These killings have been condemned by Human rights groups who say that the convictions may have been based on forced confessions.  Even the UN High Commissioner for Human Rights, Zeid Ra’ad Al Hussein, said there were “serious doubts about the fairness of the trials, as well as respect for due process and other rights of the accused”.

Hossein Abedini, the UK spokesperson for the National Council of Resistance of Iran (NCRI) , which is a coalition of Iranian opposition political organizations functioning as a parliament in exile, condemned the executions and urged the UK to hold Iran accountable.  He said, “Under President Hassan Rouhani, who has presented himself as a ‘moderate’, human rights violations have rapidly deteriorated. In total, around 120,000 people are believed to have been executed since 1981 for their political or religious beliefs, and the figure has escalated since Rouhani became president”.  

Abedini also declared the UK’s relative silence as “shameful”, saying, “Things have deteriorated and worsened as far as human rights are concerned. There have been 2,500 hangings [since Rouhani came to power in 2013, many juveniles and women have been executed, and religious minorities, especially Christians, are suffering in Iran very badly… There is no freedom for religious minorities; they cannot practice their religion [and they suffer] very brutal and cruel human rights violations.”

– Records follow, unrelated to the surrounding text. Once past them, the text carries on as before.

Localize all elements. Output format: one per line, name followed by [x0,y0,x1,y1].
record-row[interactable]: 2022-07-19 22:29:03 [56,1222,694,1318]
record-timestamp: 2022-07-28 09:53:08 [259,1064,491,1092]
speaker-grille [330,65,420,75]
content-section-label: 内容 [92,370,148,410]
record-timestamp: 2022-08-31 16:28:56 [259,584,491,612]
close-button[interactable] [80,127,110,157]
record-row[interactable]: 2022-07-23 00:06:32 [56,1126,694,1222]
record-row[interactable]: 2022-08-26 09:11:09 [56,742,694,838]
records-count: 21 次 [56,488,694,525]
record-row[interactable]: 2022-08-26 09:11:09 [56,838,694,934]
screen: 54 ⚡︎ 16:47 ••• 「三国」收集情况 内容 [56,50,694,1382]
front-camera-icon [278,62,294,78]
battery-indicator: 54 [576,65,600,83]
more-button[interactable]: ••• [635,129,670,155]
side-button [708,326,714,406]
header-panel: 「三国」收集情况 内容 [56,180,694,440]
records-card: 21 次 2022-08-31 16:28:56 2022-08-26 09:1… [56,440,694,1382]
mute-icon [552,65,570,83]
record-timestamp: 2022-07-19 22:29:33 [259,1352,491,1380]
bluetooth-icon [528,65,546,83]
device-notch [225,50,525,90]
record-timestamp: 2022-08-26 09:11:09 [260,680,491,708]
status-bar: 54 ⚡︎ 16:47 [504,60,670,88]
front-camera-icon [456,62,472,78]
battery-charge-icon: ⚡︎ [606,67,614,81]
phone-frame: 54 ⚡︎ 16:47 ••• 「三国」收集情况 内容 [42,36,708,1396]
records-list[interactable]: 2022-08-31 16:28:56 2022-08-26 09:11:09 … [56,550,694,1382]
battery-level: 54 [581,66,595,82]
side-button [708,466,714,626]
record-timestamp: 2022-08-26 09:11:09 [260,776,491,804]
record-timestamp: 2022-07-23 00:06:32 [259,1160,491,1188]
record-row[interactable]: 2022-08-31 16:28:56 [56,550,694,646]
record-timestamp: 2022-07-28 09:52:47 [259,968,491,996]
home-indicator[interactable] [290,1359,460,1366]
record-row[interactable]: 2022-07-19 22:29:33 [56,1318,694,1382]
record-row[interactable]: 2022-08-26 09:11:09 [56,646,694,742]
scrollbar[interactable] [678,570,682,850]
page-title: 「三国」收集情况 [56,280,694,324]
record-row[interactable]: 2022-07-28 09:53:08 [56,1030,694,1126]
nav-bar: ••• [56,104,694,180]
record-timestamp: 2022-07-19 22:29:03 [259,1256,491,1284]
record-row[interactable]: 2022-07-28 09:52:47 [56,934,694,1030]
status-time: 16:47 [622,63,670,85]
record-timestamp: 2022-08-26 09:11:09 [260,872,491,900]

It’s dangerous to be a Christian in Iran. Open churches are forbidden, and converting from Islam is a crime, punishable by death for men, and life imprisonment for women. More than 100 Christians were arrested or imprisoned last year, and there have been reports of torture.  Iran’s human rights abuses and violence is facilitated by laws allowing legal persecution of minority communities like Christians and Baha’i Muslims.

“There is no religious freedom in Iran,” said Abedini. “The regime itself is the most ungodly regime.”  In 2014, President Rouhani himself described executions under his rule as the fulfilment of “God’s commandments.”

However,  Abedini said the majority of Muslims want to distance the brutal punishments from true Islam.  “We believe this is only a fundamentalist regime carrying out [executions] in the name of God and in the name of religion,” he said. “Islam is a religion of compassion and mercy…. [The executions are] absolutely abhorrent, and have got nothing to do with true Islam.”

This weekend is the anniversary of the 1988 executions of political prisoners in Iran, and this protest also speaks to that crime, as the strikers call for the British government to not only to hold Iran to account for its wider human rights violations, but also to recognize and condemn this massacre. Amnesty International documented the disappearance of more than 4,400 prisoners, though opposition groups say as many as 30,000 were killed.

Omid Ebrahimi, whose father was held as a political prisoner in Iran for a decade, and who lost several members of his mother’s family, who were executed during this time.  “For us, this was one of the darkest days in the history of human beings,” Ebrahimi told Christian Today. “And for this, we call upon all western governments, and in particular the British government, to condemn the massacre.”  Ebrahimi insisted that “The regime hasn’t changed at all,” and added, “This can only be solved one way, and that’s a regime change.” 

Conservative MP Matthew Offord, who joined a number of political and church leaders at the NCRI’s annual conference in Paris last month, sent a message offering his “best wishes” to those on hunger strike, adding that “the mass execution of Sunni political prisoners is deeply disturbing”.

Four bishops and others issued a joint statement prior to the NCRI’s annual conference, setting out their “grave concern” at Iran’s human rights situation.  They said, “Repression of Christians has not only continued but intensified during the presidency of Hassan Rouhani.” The statement also said, “In such circumstances, we call on all Western countries to consider the deplorable situation of human rights in Iran, particularly the painful situation of Christians and the intensification of their oppression, in navigating their relations with Iran.  We call upon them to precondition improvement of those relations on the cessation of oppression of Christians and on a halt in executions.”